What was your favourite book as a child?
I went through different stages. I remember I was really into historical novels when I was around seven or eight. I absolutely loved ‘The Secret Garden’ and ‘A Little Princess’ by Frances Hodgson Burnett which are set in the Victorian/Edwardian period. Each book has a common theme in which the children within them create an imaginary world. In the case of ‘A Little Princess’ they create riches from poverty through pure imagination. In ’The Secret Garden’ it’s the dead garden that they clear; that for me was a particularly strong image.
What is your favourite book now?
I’ve done all sorts of serious degrees in English so read very widely and it would be really difficult to choose. Restricting myself to novelists so I don’t have to even start thinking about playwrights and poets, I suppose the most perfect novel is ‘Pride and Prejudice’ because everyone thinks it is romance but really it’s just so funny! It does have the romance element but I don’t think that’s the main interest for Jane Austen- I think she was interested in the way people treat each other and of course her dialogue is just brilliant.
What caused you to decide to set your Cat Royal books in the Regency period?
It’s really my doctorate. I have a doctorate in English which involved four years of reading around a certain period. Afterwards I had all this knowledge: I knew the landscape, the voices and various historical events so it seemed appropriate. I kept coming back to Drury Lane because it really was quite a centre. It had the politicians there as well as the artistic figures and I just thought it seemed like a fantastic place to set a story. I tried it first as an adult thriller; like a detective story but it didn’t quite work because of the gender roles of the time – it was quite hard to get a convincing female voice that would conceivably move between classes. For this reason I recast the book as a children’s novel, as which it worked much better because children have that ability to remain uncategorized. In fact as my character, Cat, grows up it gets harder to put her in that space in a plausible way. She probably can’t dress as a boy anymore like she could get away with when she was flat-chested and pre-pubescent.
Why do you write under three separate names?

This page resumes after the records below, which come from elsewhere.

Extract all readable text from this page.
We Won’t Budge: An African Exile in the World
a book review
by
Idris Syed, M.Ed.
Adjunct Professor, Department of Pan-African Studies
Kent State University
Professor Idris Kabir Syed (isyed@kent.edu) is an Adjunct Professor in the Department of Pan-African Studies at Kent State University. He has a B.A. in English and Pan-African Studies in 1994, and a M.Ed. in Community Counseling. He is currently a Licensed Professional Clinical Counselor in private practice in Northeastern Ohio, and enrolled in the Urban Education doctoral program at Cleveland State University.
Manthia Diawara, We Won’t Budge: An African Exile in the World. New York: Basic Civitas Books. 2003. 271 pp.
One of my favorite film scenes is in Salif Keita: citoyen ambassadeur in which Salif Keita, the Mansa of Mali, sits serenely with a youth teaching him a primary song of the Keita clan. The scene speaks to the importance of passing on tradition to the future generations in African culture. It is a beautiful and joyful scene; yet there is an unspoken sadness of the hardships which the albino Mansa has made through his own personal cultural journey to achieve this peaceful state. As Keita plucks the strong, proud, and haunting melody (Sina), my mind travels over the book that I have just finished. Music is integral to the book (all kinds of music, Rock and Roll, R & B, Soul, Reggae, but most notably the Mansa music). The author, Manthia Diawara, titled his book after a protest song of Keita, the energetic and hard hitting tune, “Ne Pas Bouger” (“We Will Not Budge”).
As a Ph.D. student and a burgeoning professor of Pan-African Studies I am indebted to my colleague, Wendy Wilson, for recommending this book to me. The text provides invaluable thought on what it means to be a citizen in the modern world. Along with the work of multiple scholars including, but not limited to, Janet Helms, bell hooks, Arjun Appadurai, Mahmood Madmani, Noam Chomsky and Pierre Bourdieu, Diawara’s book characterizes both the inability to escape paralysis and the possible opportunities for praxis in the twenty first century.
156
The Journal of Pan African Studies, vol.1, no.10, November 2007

Well there is a practical reason and a benefit. The practical reason is that I’d found a lot of my reviews for Julia Golding were talking about the fact that I write a lot. I came to see that really to get some proper attention I should restrict myself to one book as Julia Golding a year; but that doesn’t equal a living wage. I then decided to split myself into different areas so that I could do more than one thing a year but stream them. So Julia Golding is literary fiction for upper end of primary to beginning of secondary school. Joss Stirling is very clearly that quite commercial brand of dark romance which had very much my teenage daughter, Lucy, in mind. Eve Edwards is historical fiction. The thing about being a writer is that I’m so not interested in the name on the spine; I’m interested in the book. If it could come out anonymous I really wouldn’t mind.
Do you change your writing style for each different name?
Yes, there are some changes: it’s like a voice. Within the Julia Golding books there are different voices depending on whether it is fantasy, romantic or historical. The style changes with the characters and also based on the audience. For example; Joss Stirling uses some more mature content because it’s aimed at older readers.
What advice would you give someone who wants to be a writer?
There are three main things. The practical tip is get a notebook- carry it around and write down little snippets of conversation or random ideas because otherwise they will just fizzle out and you never know when they might be important. The second thing it once you get writing do not worry about getting it right from the start otherwise you’ll just keep looping round. Write it out and then go back. Thirdly, and this is really important: don’t write to be published. Publishing is the icing on what should be a really happy cake – you should really like the book. Publishing may not happen on your first book, it may not happen ever but you spend a lot of time writing and the reward should be the thing itself rather than getting it printed. Otherwise, because there’s so much rejection in writing, you may feel as if you’d failed. Finally, if you have a dream now of being a writer, it may be that the next ten years or so are spent doing other things, but don’t let that spark die out. It may be that you can do it at some stage later on in your life that you can’t possibly imagine now. For me the gap opened up when I had children but for somebody else it might be a career breaker. So don’t give up: just wait for that moment to come.